“I love Germany so much,” remarked the French novelist Francois Mauriac, “that I hope there will always be two of them.” Europe’s divisions, regularly exacerbated by historical grievances and mischievous statecraft, have a tendency to spill out into a global standoff. Whereas world powers dealt with the German nation divided into two states for much of the 20th century, all eyes are now on Ukraine, a state divided into two nations.
Ukraine has come to symbolize something akin to a cultural tug of war between East and West, a gateway to the European Union and NATO but also the treacherous path of being ‘Finlandized’ by Moscow. By invading the Crimea, a clear violation of Ukraine’s territorial integrity, Vladimir Putin has shown that in an era of phony red lines, it’s unthinkable for Russia’s near abroad to slip out of her control. But amidst talk of new sanctions the crisis has also sparked a new conversation about whether an opportunity was missed to offer Ukraine full membership of NATO to help fend off the belligerence of the Russian bear. Now calls have come to the fore in support of fast-tracking their membership.
The argument goes that if Ukraine had the guarantee of NATO’s Article V any intention in Moscow for further conflict would quickly abate because of the military alliance’s superior firepower. If we were to be honest, this debate is moot, as some wiser heads have highlighted, because “no country can join [the alliance] if it has unresolved territorial disputes with its neighbors.” But honesty doesn’t grab the headlines in Washington and so the debate will persist along with the troublesome questions that accompany it.
Firstly, allowing Ukraine to join would shift NATO forces from being arbiters of a diplomatic solution to the precipice of war. If a military alliance is to be an effective instrument for deterrence, it must also be backed by a willingness to shed blood on behalf of its members. To paraphrase Sean Connery in “The Untouchables,” NATO can’t just bring a knife to Russia’s gunfight. As former Secretary of Defense Robert Gates said of calls to send U.S. ships into the Black Sea, “It’s a threatening gesture, but if you’re not prepared to do something about it, it’s an empty gesture.”
From the perspective of Clausewitz, Article V and the strength of NATO’s deterrence is only as good as her membership’s (read: the United States) political will to go to war with a nuclear power — which in the case of Ukraine, is zero to none. Proponents of this position also like to think that despite Russian assertions, Ukraine joining NATO would not provoke any kind of attack from Moscow. Why not? Given that the very few western leaders are prepared to sanction war to deter the Russians, NATO would be shown to be nothing more than a paper tiger, with dangerous implications beyond Ukraine.
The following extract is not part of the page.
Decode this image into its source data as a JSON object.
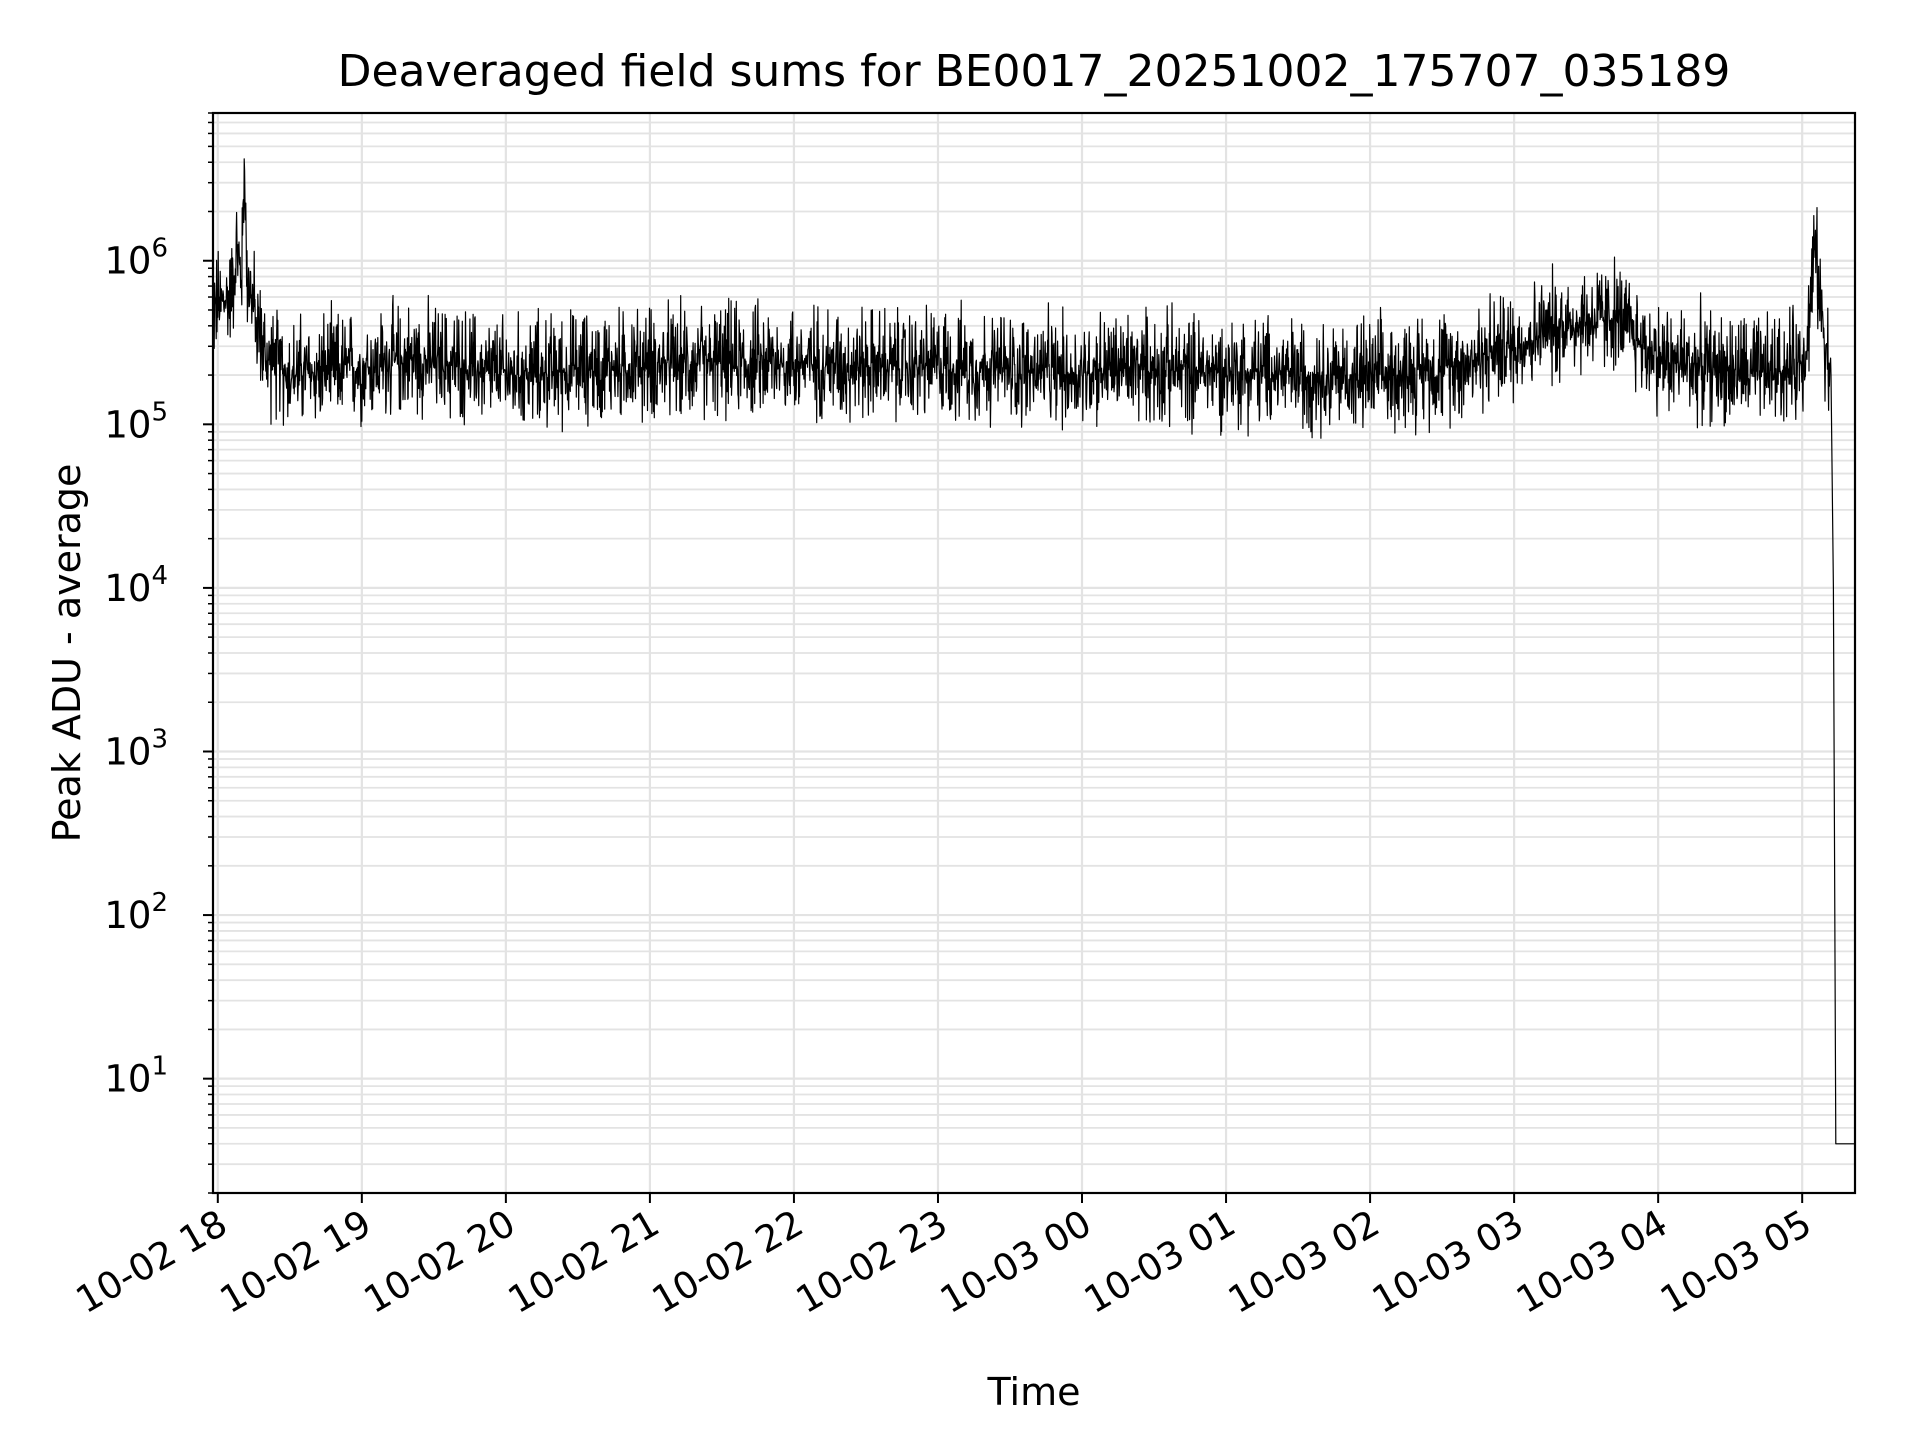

As NATO expands, political will for conflict must also grow in order to ensure that the integrity of Article V does not diminish. Yet this assertion does not bear any resemblance to reality. European defense budgets have plummeted and after the debacles of Iraq, Afghanistan, and Libya, few politicians outside of Graham-McCain World would even contemplate shedding blood to repulse a nuclear power. The day that a NATO member is attacked and members fail to drum up the political wherewithal to respond, the alliance is effectively over. The threat of Ukrainian provocations aside, if NATO membership really is what Putin fears the most, there’s the possibility that he’d be willing to take the ultimate risk and shed blood. Irrationality ought to cut both ways.